The song I offer today is Cantor Leon Sher’s beautiful “Heal us Now” performed here by the plaintive voices of the teens of Hazamir.

Statue of Liberty

April, the cruelest month


It’s April. Spring has arrived, soft rains and breezes, promises. But this week is a strange convergence. Sunday night is Holocaust memorial day, Yom Hashoah, day of the calamity, recalling how so many souls went up in smoke. The Torah portion read this week is one of death by fire of Aaron’s sons, very strange. These were not 2 ordinary boys, not just sons of Aaron, high priest, but among the select few who ascended Sinai, beheld the presence of God, ate and drank and survived. Select, holy men. They were consumed by flame in the tent because they offered “strange fire”. Taken too young, a warning, a sacrifice, a tragedy. Commentators suggest they were intoxicated, only because the next section speaks of such things, but the truth is unknown. Aaron was strangely silent, as the world was strangely silent for decades. As some survivors were until they could come to grips with the Shoah, until people were ready to hear. It also became April this week. TS Eliot wrote of April in his poem “The Waste Land”
April is the cruelest month, breeding
lilacs out of the dead land, mixing
memory and desire, stirring
dull roots with spring rains.
It is easier to sleep than to be intensely away, dealing with loss. The poet later continues
That corpse you planted last year in your garden,
Has it begun to sprout? Will it bloom this year?
Or has the sudden frost disturbed its bed?

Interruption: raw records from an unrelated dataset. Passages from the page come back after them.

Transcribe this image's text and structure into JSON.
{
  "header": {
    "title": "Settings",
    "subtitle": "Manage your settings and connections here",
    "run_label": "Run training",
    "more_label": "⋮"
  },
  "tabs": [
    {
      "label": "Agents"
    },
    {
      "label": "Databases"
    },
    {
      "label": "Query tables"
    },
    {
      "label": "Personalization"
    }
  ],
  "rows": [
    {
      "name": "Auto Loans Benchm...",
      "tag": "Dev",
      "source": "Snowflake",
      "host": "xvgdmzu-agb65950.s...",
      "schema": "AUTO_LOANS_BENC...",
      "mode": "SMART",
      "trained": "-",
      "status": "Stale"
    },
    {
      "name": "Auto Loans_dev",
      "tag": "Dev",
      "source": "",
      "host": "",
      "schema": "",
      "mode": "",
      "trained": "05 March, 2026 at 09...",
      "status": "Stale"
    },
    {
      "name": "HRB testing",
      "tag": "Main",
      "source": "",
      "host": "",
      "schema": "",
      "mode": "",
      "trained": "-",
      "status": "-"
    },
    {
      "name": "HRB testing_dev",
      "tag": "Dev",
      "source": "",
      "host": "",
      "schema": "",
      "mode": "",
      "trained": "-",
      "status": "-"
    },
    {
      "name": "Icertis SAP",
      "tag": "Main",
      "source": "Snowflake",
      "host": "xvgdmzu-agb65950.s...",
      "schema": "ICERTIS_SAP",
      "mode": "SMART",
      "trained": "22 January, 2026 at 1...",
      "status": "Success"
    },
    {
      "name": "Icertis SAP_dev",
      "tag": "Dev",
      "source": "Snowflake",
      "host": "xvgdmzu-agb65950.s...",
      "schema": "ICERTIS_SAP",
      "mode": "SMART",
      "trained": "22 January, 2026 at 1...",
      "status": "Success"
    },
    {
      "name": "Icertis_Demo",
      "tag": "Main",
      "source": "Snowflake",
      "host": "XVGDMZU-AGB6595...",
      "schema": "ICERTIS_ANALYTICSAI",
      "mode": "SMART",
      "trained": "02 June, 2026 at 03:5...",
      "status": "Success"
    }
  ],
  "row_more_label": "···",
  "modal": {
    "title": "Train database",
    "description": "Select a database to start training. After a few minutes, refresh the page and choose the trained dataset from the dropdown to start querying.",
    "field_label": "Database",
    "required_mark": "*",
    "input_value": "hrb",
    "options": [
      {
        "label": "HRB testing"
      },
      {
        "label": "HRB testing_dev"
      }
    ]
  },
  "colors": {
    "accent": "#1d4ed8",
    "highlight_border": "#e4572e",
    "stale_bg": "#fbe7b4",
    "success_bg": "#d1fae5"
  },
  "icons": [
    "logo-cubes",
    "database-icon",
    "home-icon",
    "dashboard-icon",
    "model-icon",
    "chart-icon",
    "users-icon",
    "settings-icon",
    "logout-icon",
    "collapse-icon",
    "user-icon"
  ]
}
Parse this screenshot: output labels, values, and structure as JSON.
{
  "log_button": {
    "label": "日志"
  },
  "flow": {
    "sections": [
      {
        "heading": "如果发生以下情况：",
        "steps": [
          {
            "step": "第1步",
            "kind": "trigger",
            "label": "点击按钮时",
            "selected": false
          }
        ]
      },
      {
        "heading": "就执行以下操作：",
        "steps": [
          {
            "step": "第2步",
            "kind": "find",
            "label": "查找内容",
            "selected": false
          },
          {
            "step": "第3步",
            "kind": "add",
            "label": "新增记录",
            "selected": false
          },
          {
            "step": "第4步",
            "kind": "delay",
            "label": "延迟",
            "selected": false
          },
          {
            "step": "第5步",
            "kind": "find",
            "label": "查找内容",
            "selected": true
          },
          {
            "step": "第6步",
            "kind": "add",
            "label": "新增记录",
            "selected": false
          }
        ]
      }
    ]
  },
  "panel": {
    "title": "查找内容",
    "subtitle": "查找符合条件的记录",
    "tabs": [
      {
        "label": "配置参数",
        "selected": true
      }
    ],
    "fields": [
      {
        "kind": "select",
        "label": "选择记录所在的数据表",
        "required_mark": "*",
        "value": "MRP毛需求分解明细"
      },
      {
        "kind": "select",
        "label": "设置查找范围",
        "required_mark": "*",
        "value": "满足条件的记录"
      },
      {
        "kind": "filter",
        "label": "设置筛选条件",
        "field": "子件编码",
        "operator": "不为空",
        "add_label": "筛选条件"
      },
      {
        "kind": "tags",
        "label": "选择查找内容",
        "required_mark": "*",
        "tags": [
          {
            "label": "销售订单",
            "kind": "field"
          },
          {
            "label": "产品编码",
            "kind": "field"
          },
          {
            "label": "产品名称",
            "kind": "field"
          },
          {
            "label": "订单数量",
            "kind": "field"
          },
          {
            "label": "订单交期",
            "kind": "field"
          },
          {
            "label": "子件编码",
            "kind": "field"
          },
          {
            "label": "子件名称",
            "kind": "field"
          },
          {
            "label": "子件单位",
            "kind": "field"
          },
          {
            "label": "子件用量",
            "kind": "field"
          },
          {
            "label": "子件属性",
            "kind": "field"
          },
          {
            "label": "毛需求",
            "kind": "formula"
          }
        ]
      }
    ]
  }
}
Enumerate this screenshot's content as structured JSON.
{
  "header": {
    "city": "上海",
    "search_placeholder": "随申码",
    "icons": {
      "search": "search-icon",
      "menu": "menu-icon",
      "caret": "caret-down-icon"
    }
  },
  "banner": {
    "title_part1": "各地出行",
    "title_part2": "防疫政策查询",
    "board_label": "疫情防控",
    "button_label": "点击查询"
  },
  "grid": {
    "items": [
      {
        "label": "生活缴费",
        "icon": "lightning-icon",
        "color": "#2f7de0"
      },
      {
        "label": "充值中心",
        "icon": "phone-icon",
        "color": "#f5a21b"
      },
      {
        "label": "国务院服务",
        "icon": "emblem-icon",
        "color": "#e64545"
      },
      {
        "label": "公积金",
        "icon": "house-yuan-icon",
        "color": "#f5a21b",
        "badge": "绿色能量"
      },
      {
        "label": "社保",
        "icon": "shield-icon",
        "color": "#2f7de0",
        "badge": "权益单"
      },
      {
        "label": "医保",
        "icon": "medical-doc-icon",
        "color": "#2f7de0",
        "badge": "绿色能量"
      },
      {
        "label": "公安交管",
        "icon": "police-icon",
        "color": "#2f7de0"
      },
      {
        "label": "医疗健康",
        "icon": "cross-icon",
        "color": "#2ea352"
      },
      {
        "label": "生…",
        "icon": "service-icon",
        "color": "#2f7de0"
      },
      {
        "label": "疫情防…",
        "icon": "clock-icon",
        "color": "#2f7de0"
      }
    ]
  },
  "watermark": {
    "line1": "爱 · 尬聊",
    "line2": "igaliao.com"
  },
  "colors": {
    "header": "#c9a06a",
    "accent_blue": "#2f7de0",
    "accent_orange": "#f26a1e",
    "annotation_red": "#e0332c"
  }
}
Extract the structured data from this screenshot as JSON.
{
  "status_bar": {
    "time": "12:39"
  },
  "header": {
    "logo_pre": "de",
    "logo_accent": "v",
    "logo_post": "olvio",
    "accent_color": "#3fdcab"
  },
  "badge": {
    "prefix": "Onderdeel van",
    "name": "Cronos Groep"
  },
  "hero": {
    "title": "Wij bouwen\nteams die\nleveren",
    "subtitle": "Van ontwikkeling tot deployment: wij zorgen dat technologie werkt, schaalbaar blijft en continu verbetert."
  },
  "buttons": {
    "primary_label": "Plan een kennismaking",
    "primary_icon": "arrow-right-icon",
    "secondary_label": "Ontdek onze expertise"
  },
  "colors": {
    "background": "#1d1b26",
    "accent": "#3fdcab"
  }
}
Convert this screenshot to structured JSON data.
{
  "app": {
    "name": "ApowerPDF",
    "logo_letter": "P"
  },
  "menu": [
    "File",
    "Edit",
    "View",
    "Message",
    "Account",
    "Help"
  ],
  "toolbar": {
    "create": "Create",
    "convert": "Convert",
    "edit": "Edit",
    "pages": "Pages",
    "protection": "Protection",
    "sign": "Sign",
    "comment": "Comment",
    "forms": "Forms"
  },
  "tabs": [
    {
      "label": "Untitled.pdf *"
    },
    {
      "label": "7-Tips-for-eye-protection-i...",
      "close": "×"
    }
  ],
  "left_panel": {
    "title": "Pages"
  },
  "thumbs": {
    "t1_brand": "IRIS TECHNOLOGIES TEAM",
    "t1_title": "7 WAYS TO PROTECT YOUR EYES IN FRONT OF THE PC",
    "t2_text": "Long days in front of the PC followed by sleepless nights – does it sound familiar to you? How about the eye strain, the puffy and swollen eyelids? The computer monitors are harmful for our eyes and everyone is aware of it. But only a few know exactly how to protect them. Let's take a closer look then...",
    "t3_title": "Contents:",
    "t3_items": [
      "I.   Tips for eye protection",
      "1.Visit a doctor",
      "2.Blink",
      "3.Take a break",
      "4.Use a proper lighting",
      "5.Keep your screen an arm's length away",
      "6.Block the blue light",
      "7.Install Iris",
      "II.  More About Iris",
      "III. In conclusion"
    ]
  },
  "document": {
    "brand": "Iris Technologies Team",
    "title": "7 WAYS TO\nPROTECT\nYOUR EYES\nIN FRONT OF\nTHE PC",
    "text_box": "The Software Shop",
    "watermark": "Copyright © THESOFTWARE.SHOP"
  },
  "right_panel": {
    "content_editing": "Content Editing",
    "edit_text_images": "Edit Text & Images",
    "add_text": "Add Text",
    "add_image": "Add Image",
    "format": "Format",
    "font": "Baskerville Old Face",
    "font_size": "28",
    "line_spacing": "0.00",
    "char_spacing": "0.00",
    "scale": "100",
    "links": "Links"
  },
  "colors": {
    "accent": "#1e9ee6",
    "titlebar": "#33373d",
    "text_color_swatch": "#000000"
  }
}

May the memories of Aaron’s sons be for a blessing. They offered strange fire, but they offered, perhaps wishing, just as Moses did in last week’s reading, only to experience God more deeply. May the memories of our families lost in the Shoah also be for blessing

The song I offer is Hannah Senesh’s poem and Jeff Klepper’s music in Yeish Kochavim: There are stars up above, so far away we only see their light, long, long after the star itself is gone; and so it is with people that we’ve loved; their memories keep shining ever brightly though their time with us is done; and the stars that light up the darkest night, these are the lights that guide us; As we live our days, these are the ways we remember…

Hannah Senesh died in prison after parachuting into enemy territory for the resistance  to bravely rescue people during the war . Her poems continue to light our way.